Hansjörg Pfister: "Philosophische Einführung in den frühen Buddhismus"


Auf zweierlei Pfad führt der Autor in den frühen Buddhismus, auch Theravada-Buddhismus bzw. Hinayana-Buddhimus (Buddhismus des kleinen Fahrzeugs) genannt, ein: zum einen, indem er Kernaussagen des Buddha, wie sie im Pali-Kanon, den ältesterhaltenen buddhistischen Schriften zu finden sind, mit dem Instrumentarium der abendländischen Filosofie, insbesondere der kritischen Filosofie von Immanuel Kant, durchleuchtet, zum andern, indem er diese Aussagen mit anderen indischen Denkrichtungen zur Zeit Buddhas, um etwa 500 v.
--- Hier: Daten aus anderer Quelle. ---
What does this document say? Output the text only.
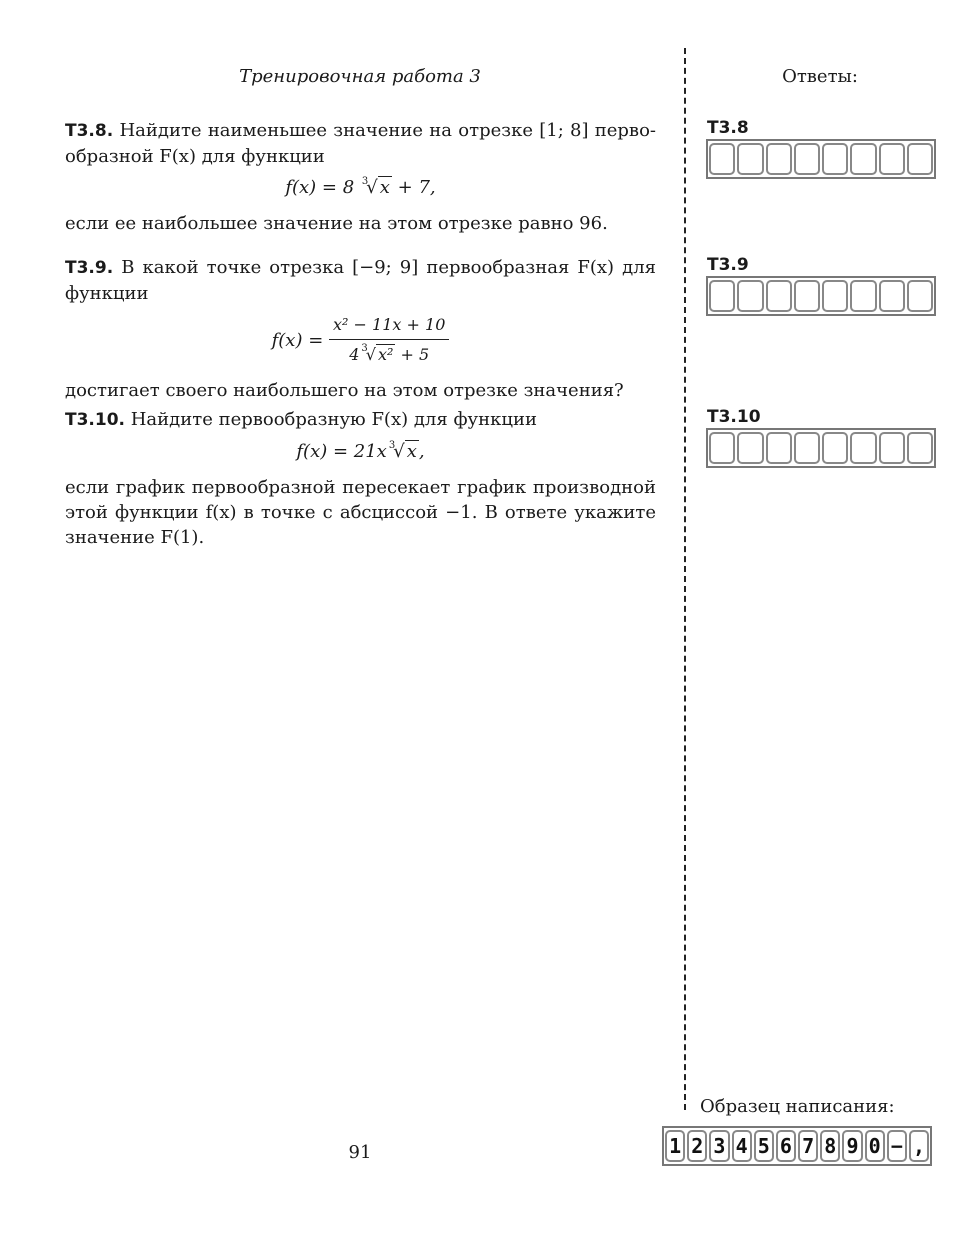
Тренировочная работа 3	Ответы:

Т3.8. Найдите наименьшее значение на отрезке [1; 8] перво-образной F(x) для функции

f(x) = 8 $^3$√ x + 7,

если ее наибольшее значение на этом отрезке равно 96.

Т3.9. В какой точке отрезка [−9; 9] первообразная F(x) для функции

$f(x) = \frac{\text{x² − 11x + 10}}{4 ^3√ x^2 + 5}$

достигает своего наибольшего на этом отрезке значения?

Т3.10. Найдите первообразную F(x) для функции

f(x) = 21x $^3$√ x ,

если график первообразной пересекает график производной этой функции f(x) в точке с абсциссой −1. В ответе укажите значение F(1).

Т3.8
Т3.9
Т3.10
Образец написания:
1 2 3 4 5 6 7 8 9 0 − ,
91
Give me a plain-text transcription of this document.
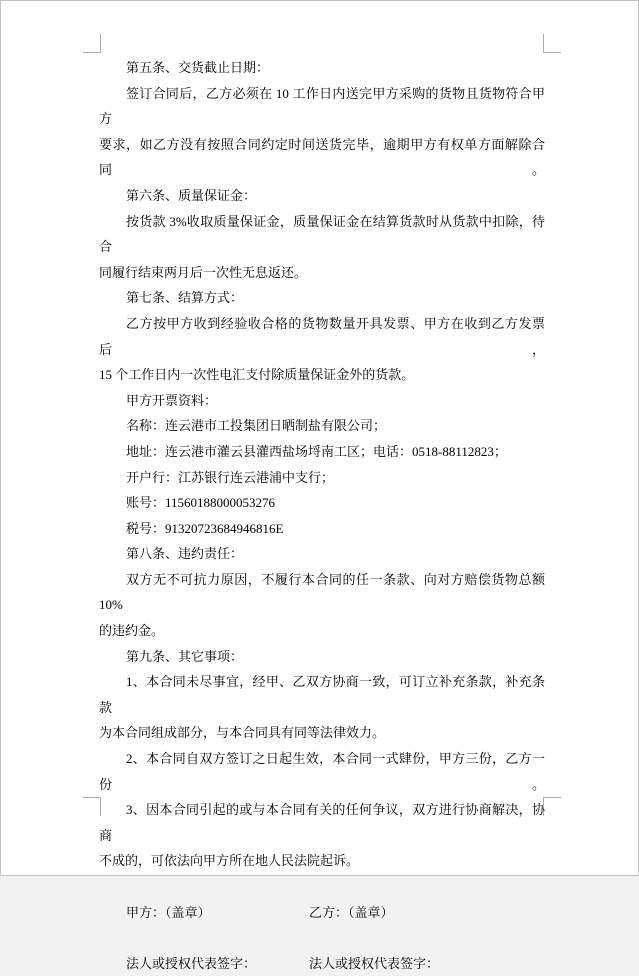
第五条、交货截止日期：
签订合同后，乙方必须在 10 工作日内送完甲方采购的货物且货物符合甲方
要求，如乙方没有按照合同约定时间送货完毕，逾期甲方有权单方面解除合同。
第六条、质量保证金：
按货款 3%收取质量保证金，质量保证金在结算货款时从货款中扣除，待合
同履行结束两月后一次性无息返还。
第七条、结算方式：
乙方按甲方收到经验收合格的货物数量开具发票、甲方在收到乙方发票后，
15 个工作日内一次性电汇支付除质量保证金外的货款。
甲方开票资料：
名称：连云港市工投集团日晒制盐有限公司；
地址：连云港市灌云县灌西盐场埒南工区；电话：0518-88112823；
开户行：江苏银行连云港浦中支行；
账号：11560188000053276
税号：91320723684946816E
第八条、违约责任：
双方无不可抗力原因，不履行本合同的任一条款、向对方赔偿货物总额 10%
的违约金。
第九条、其它事项：
1、本合同未尽事宜，经甲、乙双方协商一致，可订立补充条款，补充条款
为本合同组成部分，与本合同具有同等法律效力。
2、本合同自双方签订之日起生效，本合同一式肆份，甲方三份，乙方一份。
3、因本合同引起的或与本合同有关的任何争议，双方进行协商解决，协商
不成的，可依法向甲方所在地人民法院起诉。

甲方：（盖章）	乙方：（盖章）

法人或授权代表签字：	法人或授权代表签字：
Chr., vergleicht.

Wenn der Buddha im Hinayana auch als "Tathagata", als So-Gekommener gilt, der ohne Hilfe eines Gurus oder eines Systems die Erleuchtung erlangt hat, steht er, wie Hansjörg Pfister zeigt, nichtsdestotrotz vollkommen in indischer Tradition und von wenigen Ausnahmen abgesehen in krassem Gegensatz zu europäischen Geistesrichtungen, indem er nicht das Denken, sondern den Willen als erstes, grundsätzliches Prinzip des Seins annimmt. Typisch indisch ist auch das Ziel der Erlösung des Menschen von der Illusion der weltlichen Verstrickungen bzw. - sofern mit dem Glauben an die Wiedergeburt verknüpft - vom Daseinskreislauf. Einige Begriffe übernimmt der Buddha überhaupt: "Samsara", die zu durchbrechende Kette von Geburt, Tod und Wiedergeburt und "Avidya" (Unwissenheit) als der wahnhafte Bewusstseinszustand, welcher das Fortwirken dieses Kreislaufes erst ermöglicht, werden von Vedanta und Buddhismus gleichermaßen verwendet, in seinen Meditationsmethoden wiederum zeigt sich der frühe Buddhismus dem System des Sankya, welches später auch die Yogalehre des Patanjali maßgeblich beeinflusst hat, verwandt. Radikal vom Hinduismus unterscheidet sich der Buddhismus hingegen durch die Ablehnung (genauer: Nichtempfehlung der Verwendung) des Begriffs des "atman", der Einzelseele, welche im Vedanta mit "brahman" bzw. der Weltseele bzw. Gott (ein Begriff, der im Buddhismus ebenfalls kein Äquivalent hat) wesensident ist. Auch Karma, das Gesetz über die Auswirkung der Taten und Tatabsichten (umgangssprachlich: dass man erntet, was man sät) ist keine buddhistische Erfindung, allerdings, wie Pfister mit Textbeispielen aus dem Pali-Kanon belegt, vom Buddha mit neuer Bedeutung versehen, mitnichten als einfaches Gesetz von Ursache und Wirkung, in welcher Form es sich unter anderem gut zur Rechtfertigung des Kastenwesens missbrauchen ließe, aufzufassen, sondern als Möglichkeit und Wahrscheinlichkeit der Weiterentwicklung, Saat, die je nach sonstigem Tun und Lassen des jeweiligen Menschen aufgehn, große und kleine Früchte hervorbringen kann oder auch nichts dergleichen.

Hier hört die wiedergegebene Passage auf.